Houd rekening met de volgende overwegingen over SIOS:

  • De SIOS-oplossing biedt realtime synchrone gegevensreplicatie tussen twee schijven.
  • Met de SIOS-oplossing werkt u met twee beheerde schijven. Als u beschikbaarheidssets of beschikbaarheidszones gebruikt, bevinden de beheerde schijven zich in verschillende opslagclusters.
  • Implementatie in beschikbaarheidszones wordt ondersteund.
  • Voor de SIOS-oplossing moet software van derden worden geïnstalleerd en uitgevoerd, die u afzonderlijk moet aanschaffen.

Gedeelde Azure-schijven

U kunt SAP ASCS/SCS HA implementeren met gedeelde Azure-schijven.

Vereisten en beperkingen

Op dit moment kunt u Azure Premium SSD-schijven gebruiken als gedeelde Azure-schijven voor het SAP ASCS/SCS-exemplaar. De volgende beperkingen gelden momenteel:

Raadpleeg de sectie Beperkingen van de documentatie voor gedeelde Azure-schijven voor meer informatie.
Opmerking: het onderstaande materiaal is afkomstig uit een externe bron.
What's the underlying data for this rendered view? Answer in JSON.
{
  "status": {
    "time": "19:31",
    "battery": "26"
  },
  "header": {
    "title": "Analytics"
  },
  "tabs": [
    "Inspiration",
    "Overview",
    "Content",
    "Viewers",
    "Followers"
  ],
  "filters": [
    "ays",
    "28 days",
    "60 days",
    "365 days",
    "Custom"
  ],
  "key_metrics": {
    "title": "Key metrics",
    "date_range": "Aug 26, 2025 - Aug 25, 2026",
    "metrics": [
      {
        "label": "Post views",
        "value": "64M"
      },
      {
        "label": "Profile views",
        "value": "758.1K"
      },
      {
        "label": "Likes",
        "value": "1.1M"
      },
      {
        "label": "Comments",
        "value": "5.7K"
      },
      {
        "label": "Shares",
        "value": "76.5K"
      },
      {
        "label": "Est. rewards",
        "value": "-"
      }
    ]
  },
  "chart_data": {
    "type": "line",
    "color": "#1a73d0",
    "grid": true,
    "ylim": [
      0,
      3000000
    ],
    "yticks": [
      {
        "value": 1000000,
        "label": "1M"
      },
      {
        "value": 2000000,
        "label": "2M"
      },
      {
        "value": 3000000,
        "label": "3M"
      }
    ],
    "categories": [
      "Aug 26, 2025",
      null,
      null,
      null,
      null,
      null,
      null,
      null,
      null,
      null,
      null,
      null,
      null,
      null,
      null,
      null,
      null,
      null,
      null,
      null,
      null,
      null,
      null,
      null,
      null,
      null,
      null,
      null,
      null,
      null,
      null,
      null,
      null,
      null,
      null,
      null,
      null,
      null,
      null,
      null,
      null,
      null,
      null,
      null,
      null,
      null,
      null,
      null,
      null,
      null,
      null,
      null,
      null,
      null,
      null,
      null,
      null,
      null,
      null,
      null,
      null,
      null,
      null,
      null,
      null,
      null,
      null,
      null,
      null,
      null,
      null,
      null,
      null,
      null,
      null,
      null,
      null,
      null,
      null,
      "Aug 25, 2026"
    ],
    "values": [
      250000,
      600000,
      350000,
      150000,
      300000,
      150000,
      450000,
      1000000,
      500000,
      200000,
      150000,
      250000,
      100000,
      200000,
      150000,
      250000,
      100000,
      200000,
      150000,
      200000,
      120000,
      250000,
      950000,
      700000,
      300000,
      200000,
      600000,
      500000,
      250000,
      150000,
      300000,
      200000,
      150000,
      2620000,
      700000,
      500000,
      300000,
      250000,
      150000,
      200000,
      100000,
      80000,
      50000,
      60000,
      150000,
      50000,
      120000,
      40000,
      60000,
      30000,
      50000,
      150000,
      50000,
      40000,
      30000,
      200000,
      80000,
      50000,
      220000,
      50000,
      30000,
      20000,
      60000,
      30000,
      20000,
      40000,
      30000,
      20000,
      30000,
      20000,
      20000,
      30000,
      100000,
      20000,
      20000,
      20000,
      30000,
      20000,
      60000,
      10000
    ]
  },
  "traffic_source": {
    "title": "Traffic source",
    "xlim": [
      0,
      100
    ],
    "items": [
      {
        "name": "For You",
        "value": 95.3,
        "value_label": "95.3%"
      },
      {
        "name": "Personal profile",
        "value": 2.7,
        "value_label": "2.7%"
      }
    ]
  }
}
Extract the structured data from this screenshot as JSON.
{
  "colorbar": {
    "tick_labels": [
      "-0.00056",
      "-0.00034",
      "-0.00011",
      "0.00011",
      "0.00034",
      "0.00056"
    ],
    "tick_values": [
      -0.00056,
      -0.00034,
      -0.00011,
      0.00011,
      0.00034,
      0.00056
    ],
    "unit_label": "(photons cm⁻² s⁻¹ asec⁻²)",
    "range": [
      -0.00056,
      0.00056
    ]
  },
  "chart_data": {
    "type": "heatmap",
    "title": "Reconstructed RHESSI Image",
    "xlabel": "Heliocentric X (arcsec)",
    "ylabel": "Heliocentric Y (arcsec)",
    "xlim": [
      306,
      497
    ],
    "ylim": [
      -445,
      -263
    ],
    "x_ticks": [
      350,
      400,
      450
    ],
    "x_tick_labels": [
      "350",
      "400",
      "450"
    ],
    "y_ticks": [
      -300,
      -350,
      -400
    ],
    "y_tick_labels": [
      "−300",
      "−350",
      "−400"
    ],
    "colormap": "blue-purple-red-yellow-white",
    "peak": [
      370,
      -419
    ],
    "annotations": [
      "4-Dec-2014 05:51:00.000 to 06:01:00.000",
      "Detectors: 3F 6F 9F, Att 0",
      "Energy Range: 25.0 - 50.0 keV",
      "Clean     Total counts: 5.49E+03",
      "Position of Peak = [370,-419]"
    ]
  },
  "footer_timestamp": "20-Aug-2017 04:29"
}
Belangrijke overwegingen voor gedeelde Premium SSD-schijven

Houd rekening met deze belangrijke punten over gedeelde Schijven van Azure Premium SSD:

  • LRS voor gedeelde Premium SSD-schijven:

    • SAP-implementatie met LRS voor Premium SSD-gedeelde schijven werkt met één gedeelde Azure-schijf op één opslagcluster. Als er een probleem is met het opslagcluster waarin de gedeelde Azure-schijf is geïmplementeerd, is dit van invloed op uw SAP ASCS/SCS-exemplaar.
  • ZRS voor gedeelde Premium SSD-schijven:

    • Schrijflatentie voor ZRS is hoger dan die van LRS vanwege kruislings kopiëren van gegevens.
    • De afstand tussen beschikbaarheidszones in verschillende regio's varieert en zorgt er dus voor ZRS-schijflatentie in beschikbaarheidszones. Benchmark uw schijven om de latentie van ZRS-schijven in uw regio te identificeren.
    • ZRS voor Gedeelde Schijven met Premium SSD repliceert synchroon gegevens over drie beschikbaarheidszones in de regio. Als er een probleem is in een van de opslagclusters, blijft uw SAP ASCS/SCS-exemplaar actief omdat de opslagfailover transparant is voor de toepassingslaag.
    • Raadpleeg de sectie Beperkingen van de documentatie over ZRS voor beheerde schijven voor meer informatie.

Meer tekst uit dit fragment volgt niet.